Citigroup has lowered its price targets for Bitcoin and Ethereum as delays in U.S. crypto legislation continue to cast doubt over the market’s future. The bank pointed to sluggish exchange-traded fund flows and diminishing network activity as significant factors influencing this decision. As a result, both Bitcoin and Ethereum face increased pressure in an already volatile environment.

The current crypto landscape reflects a broader hesitation among investors due to regulatory uncertainties. Citigroup’s move may signal to the market that optimism around potential U.S. regulatory approvals is waning. Investors have grown reliant on anticipated regulatory clarity to drive market sentiment, and without it, the outlook appears bleak. This situation affects not just large investors, but also retail participants who seek guidance on when to enter or exit positions.
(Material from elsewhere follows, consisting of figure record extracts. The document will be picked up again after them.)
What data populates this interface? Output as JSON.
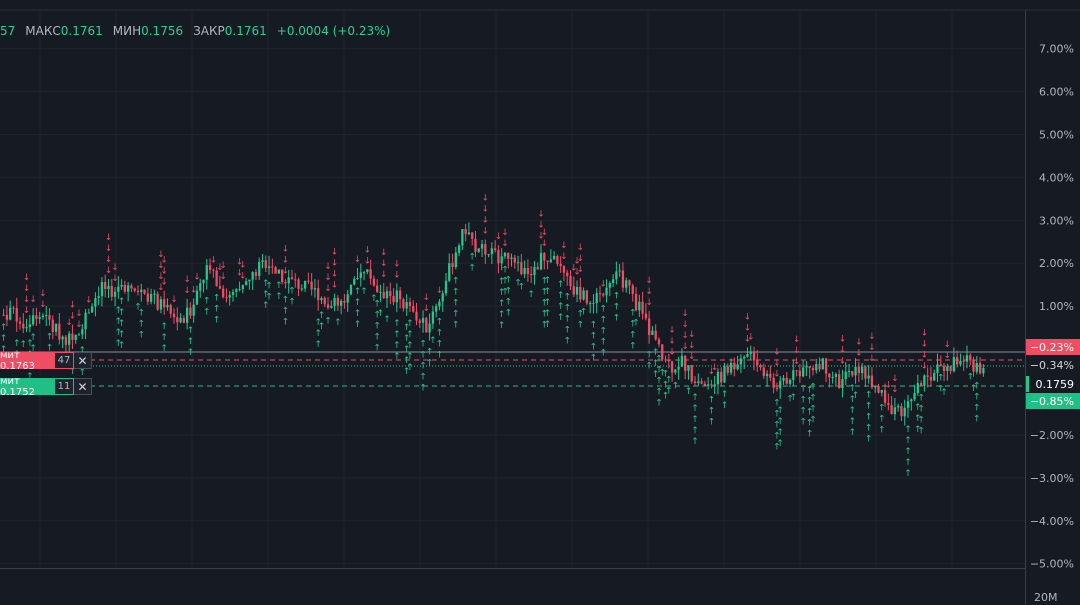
{
  "ohlc": {
    "prefix": "57",
    "high_label": "МАКС",
    "high": "0.1761",
    "low_label": "МИН",
    "low": "0.1756",
    "close_label": "ЗАКР",
    "close": "0.1761",
    "change": "+0.0004 (+0.23%)"
  },
  "orders": {
    "sell": {
      "label": "мит 0.1763",
      "qty": "47",
      "close_icon": "close-x-icon"
    },
    "buy": {
      "label": "мит 0.1752",
      "qty": "11",
      "close_icon": "close-x-icon"
    }
  },
  "axis_badges": {
    "sell_pct": "−0.23%",
    "last_pct": "−0.34%",
    "last_price": "0.1759",
    "buy_pct": "−0.85%"
  },
  "volume_axis_label": "20M",
  "colors": {
    "background": "#161a23",
    "up": "#26c68c",
    "down": "#ef4d63",
    "axis_text": "#b2b5be"
  },
  "chart_data": {
    "type": "candlestick",
    "y_axis": {
      "scale": "percent",
      "ticks": [
        "7.00%",
        "6.00%",
        "5.00%",
        "4.00%",
        "3.00%",
        "2.00%",
        "1.00%",
        "−2.00%",
        "−3.00%",
        "−4.00%",
        "−5.00%"
      ],
      "tick_values": [
        7,
        6,
        5,
        4,
        3,
        2,
        1,
        -2,
        -3,
        -4,
        -5
      ],
      "range": [
        -5.1,
        7.9
      ]
    },
    "series": [
      {
        "kind": "close-percent",
        "values": [
          0.8,
          0.9,
          0.6,
          0.7,
          0.8,
          0.5,
          0.3,
          0.2,
          0.6,
          1.1,
          1.5,
          1.2,
          1.6,
          1.3,
          1.4,
          1.2,
          1.0,
          0.8,
          0.6,
          0.9,
          1.6,
          2.0,
          1.4,
          1.2,
          1.3,
          1.6,
          1.9,
          2.1,
          1.8,
          1.6,
          1.5,
          1.4,
          1.3,
          1.1,
          1.0,
          1.2,
          1.6,
          1.8,
          1.4,
          1.3,
          1.2,
          1.0,
          0.7,
          0.5,
          1.0,
          1.6,
          2.3,
          2.8,
          2.4,
          2.3,
          2.2,
          2.1,
          1.9,
          1.8,
          1.9,
          2.2,
          2.0,
          1.7,
          1.4,
          1.2,
          1.0,
          1.4,
          1.8,
          1.6,
          1.2,
          0.8,
          0.3,
          -0.2,
          -0.4,
          -0.3,
          -0.6,
          -0.8,
          -0.9,
          -0.6,
          -0.4,
          -0.2,
          0.0,
          -0.4,
          -0.7,
          -0.9,
          -0.6,
          -0.5,
          -0.4,
          -0.3,
          -0.5,
          -0.8,
          -0.6,
          -0.4,
          -0.7,
          -1.0,
          -1.3,
          -1.5,
          -1.2,
          -0.9,
          -0.7,
          -0.4,
          -0.5,
          -0.2,
          -0.3,
          -0.4
        ]
      }
    ],
    "arrow_labels": {
      "up_symbol": "↑",
      "down_symbol": "↓"
    }
  }
}
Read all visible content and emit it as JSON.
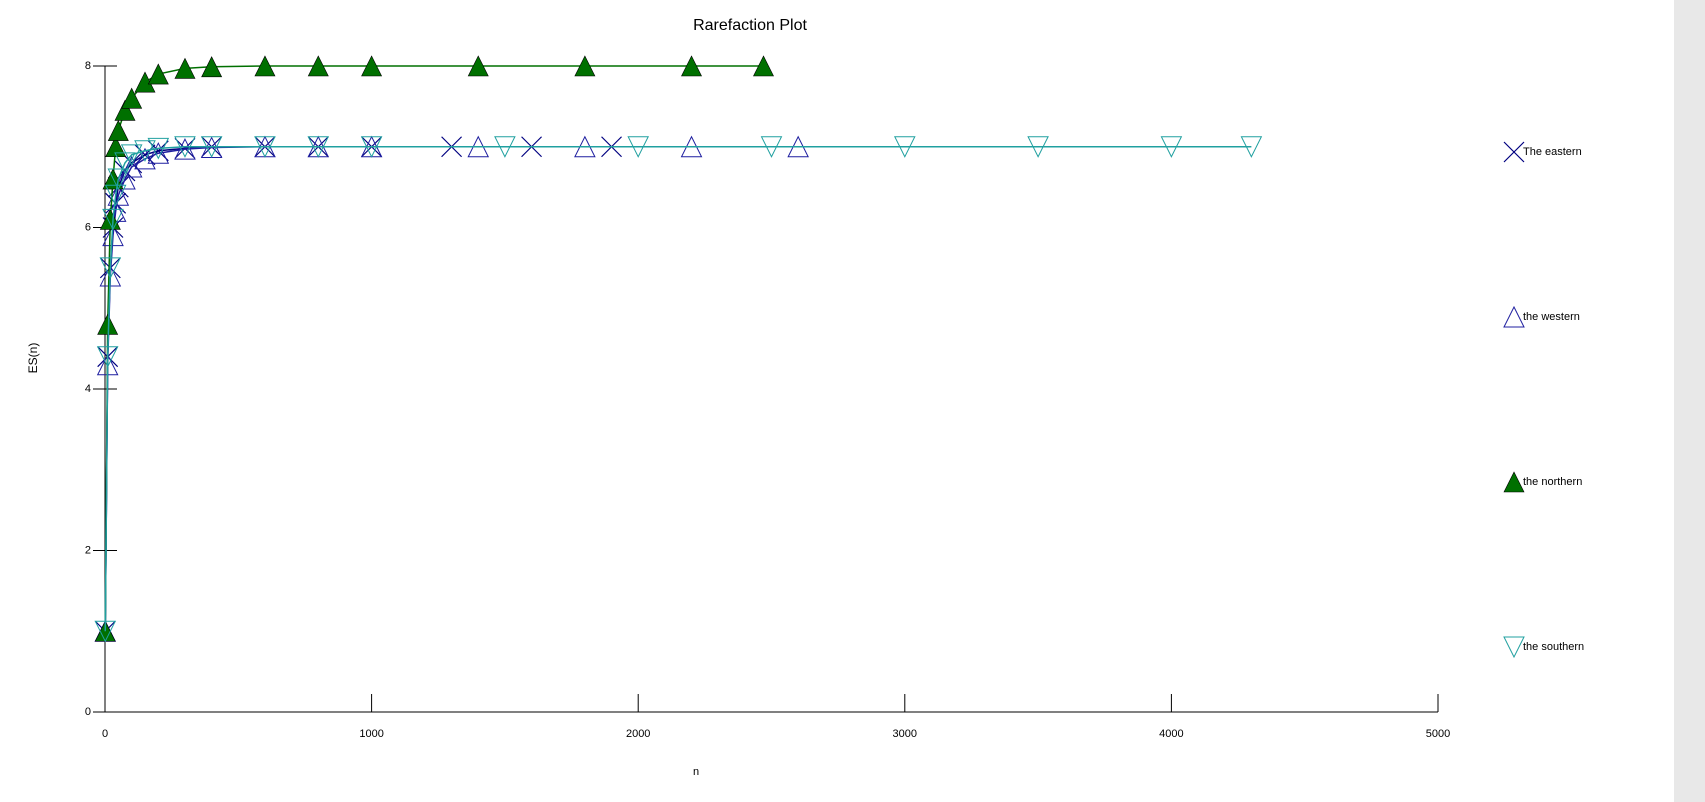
{
  "chart_data": {
    "type": "line",
    "title": "Rarefaction Plot",
    "x_label": "n",
    "y_label": "ES(n)",
    "xlim": [
      0,
      5000
    ],
    "ylim": [
      0,
      8
    ],
    "xticks": [
      0,
      1000,
      2000,
      3000,
      4000,
      5000
    ],
    "yticks": [
      0,
      2,
      4,
      6,
      8
    ],
    "legend": "right",
    "series": [
      {
        "name": "The eastern",
        "color": "#000080",
        "marker": "x",
        "x": [
          1,
          10,
          20,
          30,
          40,
          50,
          75,
          100,
          150,
          200,
          300,
          400,
          600,
          800,
          1000,
          1300,
          1600,
          1900
        ],
        "values": [
          1,
          4.4,
          5.5,
          6.0,
          6.3,
          6.5,
          6.7,
          6.8,
          6.9,
          6.95,
          6.98,
          7,
          7,
          7,
          7,
          7,
          7,
          7
        ]
      },
      {
        "name": "the western",
        "color": "#1f1fa0",
        "marker": "triangle-open",
        "x": [
          1,
          10,
          20,
          30,
          40,
          50,
          75,
          100,
          150,
          200,
          300,
          400,
          600,
          800,
          1000,
          1400,
          1800,
          2200,
          2600
        ],
        "values": [
          1,
          4.3,
          5.4,
          5.9,
          6.2,
          6.4,
          6.6,
          6.75,
          6.85,
          6.92,
          6.97,
          6.99,
          7,
          7,
          7,
          7,
          7,
          7,
          7
        ]
      },
      {
        "name": "the northern",
        "color": "#007000",
        "marker": "triangle-filled",
        "x": [
          1,
          10,
          20,
          30,
          40,
          50,
          75,
          100,
          150,
          200,
          300,
          400,
          600,
          800,
          1000,
          1400,
          1800,
          2200,
          2470
        ],
        "values": [
          1,
          4.8,
          6.1,
          6.6,
          7.0,
          7.2,
          7.45,
          7.6,
          7.8,
          7.9,
          7.97,
          7.99,
          8,
          8,
          8,
          8,
          8,
          8,
          8
        ]
      },
      {
        "name": "the southern",
        "color": "#20a0a0",
        "marker": "triangle-down-open",
        "x": [
          1,
          10,
          20,
          30,
          40,
          50,
          75,
          100,
          150,
          200,
          300,
          400,
          600,
          800,
          1000,
          1500,
          2000,
          2500,
          3000,
          3500,
          4000,
          4300
        ],
        "values": [
          1,
          4.4,
          5.5,
          6.1,
          6.4,
          6.6,
          6.8,
          6.9,
          6.95,
          6.98,
          7,
          7,
          7,
          7,
          7,
          7,
          7,
          7,
          7,
          7,
          7,
          7
        ]
      }
    ]
  }
}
After Citigroup’s announcement, Bitcoin dipped to approximately $25,500, while Ethereum fell to around $1,600. Trading volumes remain low, with Bitcoin’s 24-hour volume dropping below $20 billion. Analysts are expressing concern about the sustainability of current price levels, citing that diminished network activity may hinder further growth. The uncertainty surrounding newly proposed regulations has also raised alarms, as market watchers call for clearer signals from lawmakers.

Moving forward, traders will focus on key support levels, with Bitcoin needing to hold above $25,000 and Ethereum looking to stabilize around $1,550. Upcoming regulatory discussions and potential approvals could serve as catalysts to shift market sentiment. Investors should keep an eye on these developments, as they could significantly influence the trajectory of both Bitcoin and Ethereum in the coming weeks. The outlook for Web3 remains contingent on how the regulatory environment unfolds alongside market responses.